His self-analysis is fascinating. He suggests that his weaknesses are as important as his strengths in any attempt to understand him. His says that he went through his early life being told that he would fail by everyone around him. He wrestles with the dilemma that “the fiery nature which made me an effective footballer was also making me a nasty bastard”. But then as he says, football has an unerring knack of highlighting personality defects.
He describes his red card for QPR against Manchester City in the Premier League decider, very honestly in these words: “Reality, and guilt, kicks in as I walk down the tunnel of my own accord. I’ve fucked my team. I’ve screwed things up, yet again. I am in deep, deep shit. As I stand under the shower, I do what I tend to do in such circumstances. I distance myself from the inevitable consequences, try to deflect blame”.
He describes his early struggles to make it as a young footballer in graphic terms. He had to analyse his team-mates – in a dig eat dog situation - and get an advantage over them, initially by out-working or out-thinking them. He had an “overpowering hunger to play professional football” or in another of his choice phases: a “‘fuck you’ mentality”. He says it is like a situation where there was only one place at the dinner table, and he was determined to be the one who was going to eat. At one stage he was the fifth best mid-field player at a club. His attitude to his “team-mates” was: “The four lads ahead of me in my preferred position might as well have had targets imprinted on their foreheads”.

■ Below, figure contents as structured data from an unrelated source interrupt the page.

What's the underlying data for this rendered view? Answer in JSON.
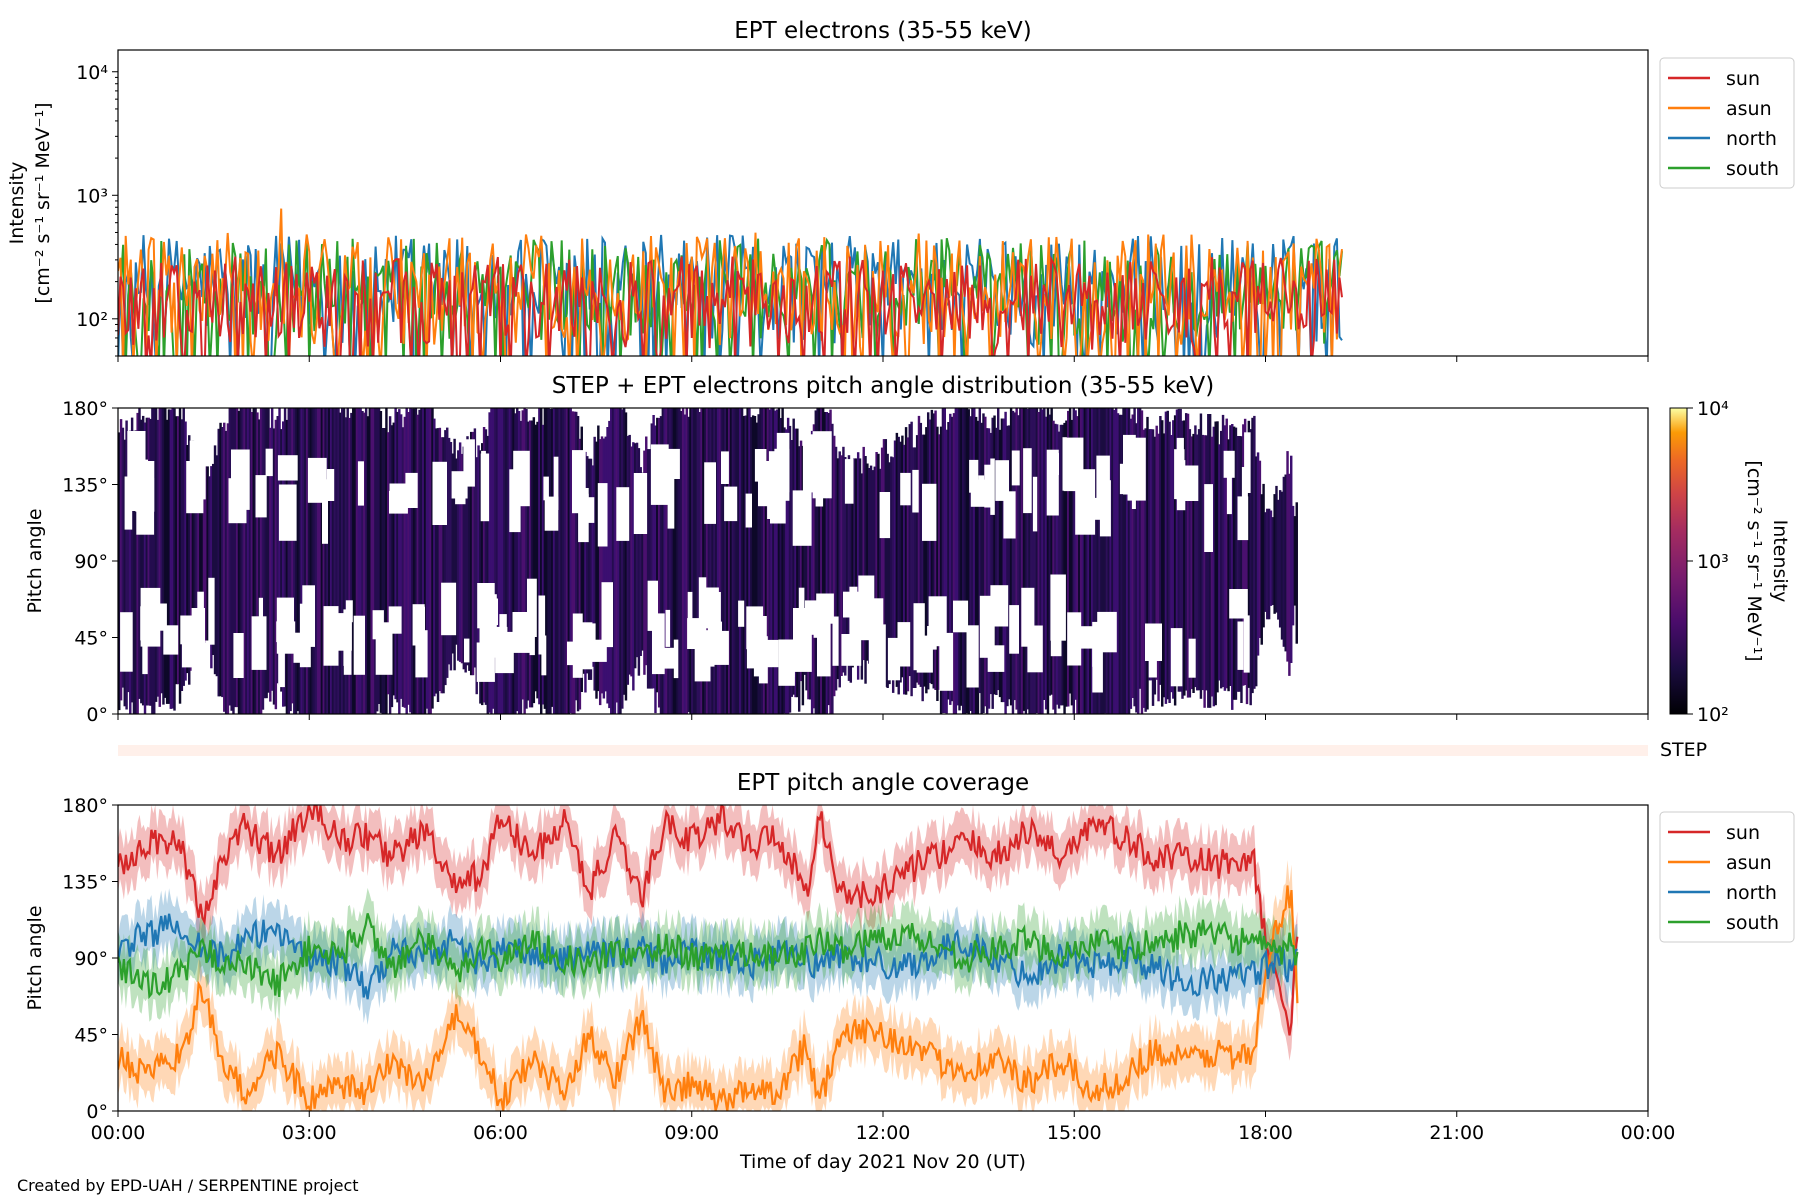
{
  "credit": "Created by EPD-UAH / SERPENTINE project",
  "chart_data": [
    {
      "type": "line",
      "title": "EPT electrons (35-55 keV)",
      "ylabel_line1": "Intensity",
      "ylabel_line2": "[cm⁻² s⁻¹ sr⁻¹ MeV⁻¹]",
      "yscale": "log",
      "ylim": [
        50,
        15000
      ],
      "yticks": [
        {
          "value": 100,
          "label": "10²"
        },
        {
          "value": 1000,
          "label": "10³"
        },
        {
          "value": 10000,
          "label": "10⁴"
        }
      ],
      "xlim_hours": [
        0,
        24
      ],
      "data_end_hour": 19.2,
      "legend_position": "right, outside",
      "series": [
        {
          "name": "sun",
          "color": "#d62728",
          "typical_min": 55,
          "typical_max": 320
        },
        {
          "name": "asun",
          "color": "#ff7f0e",
          "typical_min": 60,
          "typical_max": 500,
          "peak": {
            "hour": 2.55,
            "value": 780
          }
        },
        {
          "name": "north",
          "color": "#1f77b4",
          "typical_min": 60,
          "typical_max": 480
        },
        {
          "name": "south",
          "color": "#2ca02c",
          "typical_min": 60,
          "typical_max": 450
        }
      ]
    },
    {
      "type": "heatmap",
      "title": "STEP + EPT electrons pitch angle distribution (35-55 keV)",
      "ylabel": "Pitch angle",
      "ylim": [
        0,
        180
      ],
      "yticks": [
        "0°",
        "45°",
        "90°",
        "135°",
        "180°"
      ],
      "xlim_hours": [
        0,
        24
      ],
      "data_end_hour": 18.5,
      "colorbar": {
        "label_line1": "Intensity",
        "label_line2": "[cm⁻² s⁻¹ sr⁻¹ MeV⁻¹]",
        "scale": "log",
        "range": [
          100,
          10000
        ],
        "ticks": [
          "10²",
          "10³",
          "10⁴"
        ],
        "colormap": "inferno"
      }
    },
    {
      "type": "heatmap",
      "label": "STEP",
      "note": "empty strip",
      "xlim_hours": [
        0,
        24
      ]
    },
    {
      "type": "line",
      "title": "EPT pitch angle coverage",
      "ylabel": "Pitch angle",
      "ylim": [
        0,
        180
      ],
      "yticks": [
        "0°",
        "45°",
        "90°",
        "135°",
        "180°"
      ],
      "xlabel": "Time of day 2021 Nov 20 (UT)",
      "xticks": [
        "00:00",
        "03:00",
        "06:00",
        "09:00",
        "12:00",
        "15:00",
        "18:00",
        "21:00",
        "00:00"
      ],
      "xlim_hours": [
        0,
        24
      ],
      "data_end_hour": 18.5,
      "legend_position": "right, outside",
      "series": [
        {
          "name": "sun",
          "color": "#d62728",
          "band_halfwidth": 15,
          "x_hours": [
            0,
            0.5,
            1,
            1.3,
            1.7,
            2,
            2.5,
            3,
            3.5,
            3.9,
            4.3,
            4.8,
            5.3,
            5.7,
            6,
            6.5,
            7,
            7.4,
            7.8,
            8.2,
            8.6,
            9,
            9.5,
            10,
            10.3,
            10.8,
            11,
            11.3,
            11.8,
            12.3,
            12.8,
            13.3,
            13.8,
            14.3,
            14.8,
            15.3,
            15.8,
            16.2,
            16.8,
            17.3,
            17.8,
            18,
            18.2,
            18.4,
            18.5
          ],
          "values": [
            145,
            160,
            155,
            115,
            150,
            168,
            150,
            178,
            160,
            162,
            150,
            165,
            130,
            140,
            172,
            150,
            170,
            130,
            160,
            125,
            170,
            160,
            172,
            155,
            165,
            130,
            175,
            130,
            125,
            140,
            150,
            158,
            150,
            165,
            150,
            170,
            160,
            150,
            148,
            145,
            150,
            100,
            70,
            50,
            110
          ]
        },
        {
          "name": "asun",
          "color": "#ff7f0e",
          "band_halfwidth": 15,
          "x_hours": [
            0,
            0.5,
            1,
            1.3,
            1.7,
            2,
            2.5,
            3,
            3.5,
            3.9,
            4.3,
            4.8,
            5.3,
            5.7,
            6,
            6.5,
            7,
            7.4,
            7.8,
            8.2,
            8.6,
            9,
            9.5,
            10,
            10.3,
            10.8,
            11,
            11.3,
            11.8,
            12.3,
            12.8,
            13.3,
            13.8,
            14.3,
            14.8,
            15.3,
            15.8,
            16.2,
            16.8,
            17.3,
            17.8,
            18,
            18.2,
            18.4,
            18.5
          ],
          "values": [
            30,
            20,
            35,
            70,
            25,
            10,
            35,
            5,
            15,
            10,
            30,
            15,
            55,
            35,
            5,
            30,
            10,
            45,
            20,
            55,
            10,
            15,
            5,
            15,
            10,
            40,
            5,
            40,
            50,
            40,
            30,
            25,
            30,
            15,
            30,
            10,
            20,
            35,
            30,
            35,
            30,
            80,
            110,
            130,
            70
          ]
        },
        {
          "name": "north",
          "color": "#1f77b4",
          "band_halfwidth": 15,
          "x_hours": [
            0,
            0.5,
            1,
            1.3,
            1.7,
            2,
            2.5,
            3,
            3.5,
            3.9,
            4.3,
            4.8,
            5.3,
            5.7,
            6,
            6.5,
            7,
            7.4,
            7.8,
            8.2,
            8.6,
            9,
            9.5,
            10,
            10.3,
            10.8,
            11,
            11.3,
            11.8,
            12.3,
            12.8,
            13.3,
            13.8,
            14.3,
            14.8,
            15.3,
            15.8,
            16.2,
            16.8,
            17.3,
            17.8,
            18,
            18.2,
            18.4,
            18.5
          ],
          "values": [
            95,
            105,
            110,
            98,
            90,
            100,
            108,
            90,
            88,
            70,
            95,
            92,
            100,
            85,
            95,
            92,
            88,
            96,
            92,
            95,
            88,
            93,
            90,
            87,
            92,
            90,
            85,
            92,
            88,
            85,
            92,
            100,
            88,
            80,
            92,
            85,
            90,
            85,
            75,
            78,
            80,
            85,
            90,
            80,
            88
          ]
        },
        {
          "name": "south",
          "color": "#2ca02c",
          "band_halfwidth": 15,
          "x_hours": [
            0,
            0.5,
            1,
            1.3,
            1.7,
            2,
            2.5,
            3,
            3.5,
            3.9,
            4.3,
            4.8,
            5.3,
            5.7,
            6,
            6.5,
            7,
            7.4,
            7.8,
            8.2,
            8.6,
            9,
            9.5,
            10,
            10.3,
            10.8,
            11,
            11.3,
            11.8,
            12.3,
            12.8,
            13.3,
            13.8,
            14.3,
            14.8,
            15.3,
            15.8,
            16.2,
            16.8,
            17.3,
            17.8,
            18,
            18.2,
            18.4,
            18.5
          ],
          "values": [
            85,
            75,
            80,
            95,
            88,
            85,
            75,
            95,
            92,
            110,
            85,
            100,
            80,
            98,
            88,
            100,
            90,
            85,
            95,
            90,
            100,
            90,
            92,
            95,
            88,
            95,
            100,
            95,
            100,
            105,
            98,
            90,
            95,
            100,
            92,
            100,
            95,
            98,
            105,
            102,
            100,
            95,
            90,
            100,
            85
          ]
        }
      ]
    }
  ]
}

His analysis of the world of pro football, which “infantilises young men, showers them with material rewards and gives them an excuse never to grow up” is profound. He argues that to be successful you cannot be “normal” like the normal people who go to work every day and follow the same routine: “Successful footballers are not normal. They are borderline psychotic, because they will trample over anyone who gets in their way... footballers are emotionally stunted, and liable to struggle in an environment that demands constant improvement and self-justification”. He says of former team-mate, Peter Schmeichel: “He was very selfish, very self-centred, very ego-driven, but he was a fucking winner”.
Very unusually in this kind of book, he talks about money and being offered £76,000 a week at QPR – “silly money, but would you have turned it down?” The result is, he suggests, a confused kid “earning 50 times more than his dad without being stretched or valued by the club that is paying him a fortune”.
His belief that money gives you a certain status, but it doesn’t make you happy and his concern at the imbalance between the accumulation of obscene wealth and the rest of society are, again, unusual opinions to find in a football autobiography. But there are many surprises in Joseph Barton’s book including ideas he picked up from reading Aristotle, Seneca and Plato.
Alongside the lessons for life there are some really interesting insights into football. When QPR were to play Derby County in the play-off final, QPR recognized that Derby had better players so Barton worked with Harry Rednapp and his coaches to devised a plan to beat a better team – and they succeeded. The book also includes pages of Barton’s notes showing how he prepared for a game. He refers to what he calls “that mythological point” that Neil Warnock had lost the dressing room and then spends more than a page explaining what it means with reference to the relationships between players and managers.
This is a brilliant book which goes so much deeper than a typical sports autobiography giving the reader not only deeper insights into the player and the person but also into the hidden and fascinating world of professional football.